I’ve been after whitetails with hand-cannons since I shot my first “handgun buck” in Maine with a .454 Raging Bull. Since then, I’ve harvested more deer with one of these big revolvers than any other handgun.
When it comes to the topic of powerful handguns, it is hard not to think of the classic .44 Mag. Smith & Wesson Model 29 wielded by Clint Eastwood as “Dirty Harry.” And, while his famous line, “… This is a .44 Magnum, the most powerful handgun in the world … “ may have been debatable, the current crop of magnum and big-bore handgun cartridges available today has opened up a whole new world of possibilities for those who want as much power as possible from their handguns. In addition, some innovative companies have taken handgun designs and adapted them to harness the power of traditional rifle cartridges.
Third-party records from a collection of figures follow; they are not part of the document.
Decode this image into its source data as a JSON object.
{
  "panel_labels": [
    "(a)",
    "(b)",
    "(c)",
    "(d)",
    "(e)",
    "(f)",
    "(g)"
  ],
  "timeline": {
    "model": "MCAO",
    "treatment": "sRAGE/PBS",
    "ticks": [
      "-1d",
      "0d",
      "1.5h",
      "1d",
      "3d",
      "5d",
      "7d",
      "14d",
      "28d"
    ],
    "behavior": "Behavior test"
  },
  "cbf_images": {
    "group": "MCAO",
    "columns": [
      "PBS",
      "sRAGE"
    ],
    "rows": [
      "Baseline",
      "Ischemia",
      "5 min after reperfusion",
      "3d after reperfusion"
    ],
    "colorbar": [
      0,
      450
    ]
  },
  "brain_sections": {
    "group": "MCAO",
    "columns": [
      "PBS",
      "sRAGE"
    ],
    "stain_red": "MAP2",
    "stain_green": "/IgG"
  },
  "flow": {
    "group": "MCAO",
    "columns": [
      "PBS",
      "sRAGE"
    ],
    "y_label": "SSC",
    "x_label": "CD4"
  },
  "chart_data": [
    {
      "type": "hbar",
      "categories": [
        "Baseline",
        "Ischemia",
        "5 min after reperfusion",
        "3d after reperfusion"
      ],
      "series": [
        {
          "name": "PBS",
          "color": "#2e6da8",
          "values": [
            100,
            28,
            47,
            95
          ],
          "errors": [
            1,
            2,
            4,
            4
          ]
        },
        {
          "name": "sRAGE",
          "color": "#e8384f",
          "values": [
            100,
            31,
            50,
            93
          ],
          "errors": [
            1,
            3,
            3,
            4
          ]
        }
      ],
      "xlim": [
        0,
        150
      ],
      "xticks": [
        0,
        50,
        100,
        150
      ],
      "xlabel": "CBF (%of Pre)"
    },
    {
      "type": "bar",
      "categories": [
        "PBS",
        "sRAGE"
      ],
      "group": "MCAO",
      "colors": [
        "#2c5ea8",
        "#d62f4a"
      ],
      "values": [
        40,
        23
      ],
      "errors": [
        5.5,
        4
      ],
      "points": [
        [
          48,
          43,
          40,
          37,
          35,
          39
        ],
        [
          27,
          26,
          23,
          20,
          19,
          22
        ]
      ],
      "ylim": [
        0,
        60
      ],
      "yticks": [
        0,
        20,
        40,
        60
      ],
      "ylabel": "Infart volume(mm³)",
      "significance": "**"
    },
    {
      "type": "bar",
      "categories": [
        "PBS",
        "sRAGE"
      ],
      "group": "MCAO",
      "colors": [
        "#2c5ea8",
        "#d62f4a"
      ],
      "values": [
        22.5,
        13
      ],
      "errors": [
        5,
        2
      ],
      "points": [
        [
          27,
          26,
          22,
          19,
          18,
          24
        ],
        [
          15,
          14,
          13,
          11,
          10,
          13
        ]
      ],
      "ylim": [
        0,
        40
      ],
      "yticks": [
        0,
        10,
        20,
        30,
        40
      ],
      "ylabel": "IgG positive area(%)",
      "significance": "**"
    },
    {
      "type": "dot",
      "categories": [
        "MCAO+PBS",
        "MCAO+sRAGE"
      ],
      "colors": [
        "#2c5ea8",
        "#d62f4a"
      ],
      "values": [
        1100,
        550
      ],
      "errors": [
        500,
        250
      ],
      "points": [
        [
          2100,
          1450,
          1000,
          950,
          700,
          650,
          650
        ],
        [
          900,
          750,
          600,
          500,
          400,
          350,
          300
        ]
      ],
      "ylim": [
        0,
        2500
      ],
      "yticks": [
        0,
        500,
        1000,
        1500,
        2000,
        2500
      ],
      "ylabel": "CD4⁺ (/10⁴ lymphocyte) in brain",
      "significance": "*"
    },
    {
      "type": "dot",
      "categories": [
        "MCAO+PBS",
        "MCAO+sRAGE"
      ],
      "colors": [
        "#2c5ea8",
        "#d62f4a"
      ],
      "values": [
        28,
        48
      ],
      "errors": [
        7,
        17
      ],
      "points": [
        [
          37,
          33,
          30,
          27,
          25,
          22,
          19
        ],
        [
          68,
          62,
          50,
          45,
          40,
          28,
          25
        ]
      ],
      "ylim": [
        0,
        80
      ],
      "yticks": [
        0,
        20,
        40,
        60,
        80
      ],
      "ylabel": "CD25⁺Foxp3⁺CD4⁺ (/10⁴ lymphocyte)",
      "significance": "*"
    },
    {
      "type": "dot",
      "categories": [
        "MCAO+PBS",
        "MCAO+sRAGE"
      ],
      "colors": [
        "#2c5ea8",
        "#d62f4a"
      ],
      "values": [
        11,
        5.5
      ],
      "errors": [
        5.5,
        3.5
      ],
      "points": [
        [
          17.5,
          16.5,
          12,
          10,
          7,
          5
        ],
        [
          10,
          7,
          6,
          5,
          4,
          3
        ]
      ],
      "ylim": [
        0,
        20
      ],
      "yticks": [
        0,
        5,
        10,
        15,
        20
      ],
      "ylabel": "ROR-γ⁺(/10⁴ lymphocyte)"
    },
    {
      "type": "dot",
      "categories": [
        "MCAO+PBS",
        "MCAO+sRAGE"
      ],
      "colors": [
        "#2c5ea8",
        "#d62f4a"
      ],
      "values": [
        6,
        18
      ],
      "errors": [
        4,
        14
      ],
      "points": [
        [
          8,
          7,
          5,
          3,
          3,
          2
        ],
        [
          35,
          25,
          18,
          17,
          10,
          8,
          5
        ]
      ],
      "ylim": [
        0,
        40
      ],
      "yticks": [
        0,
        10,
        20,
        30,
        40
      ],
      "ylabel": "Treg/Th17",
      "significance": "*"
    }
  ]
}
Colt Walker, introduced in 1847, was the first revolver of military significance. Sometimes called a “cavalry 4-pounder,” it was a large .44 caliber percussion revolver with loaded weight actually approaching five pounds. It held six 140-grain round balls and achieved velocities of 800 to 1,200 feet per second, depending on how much the user wanted to push his luck with heavy loads. Thanks to its heft, the revolver actually had modest felt recoil and could be safely fired one-handed–provided the user was strong enough to aim something as heavy as a modern AR15 pistol.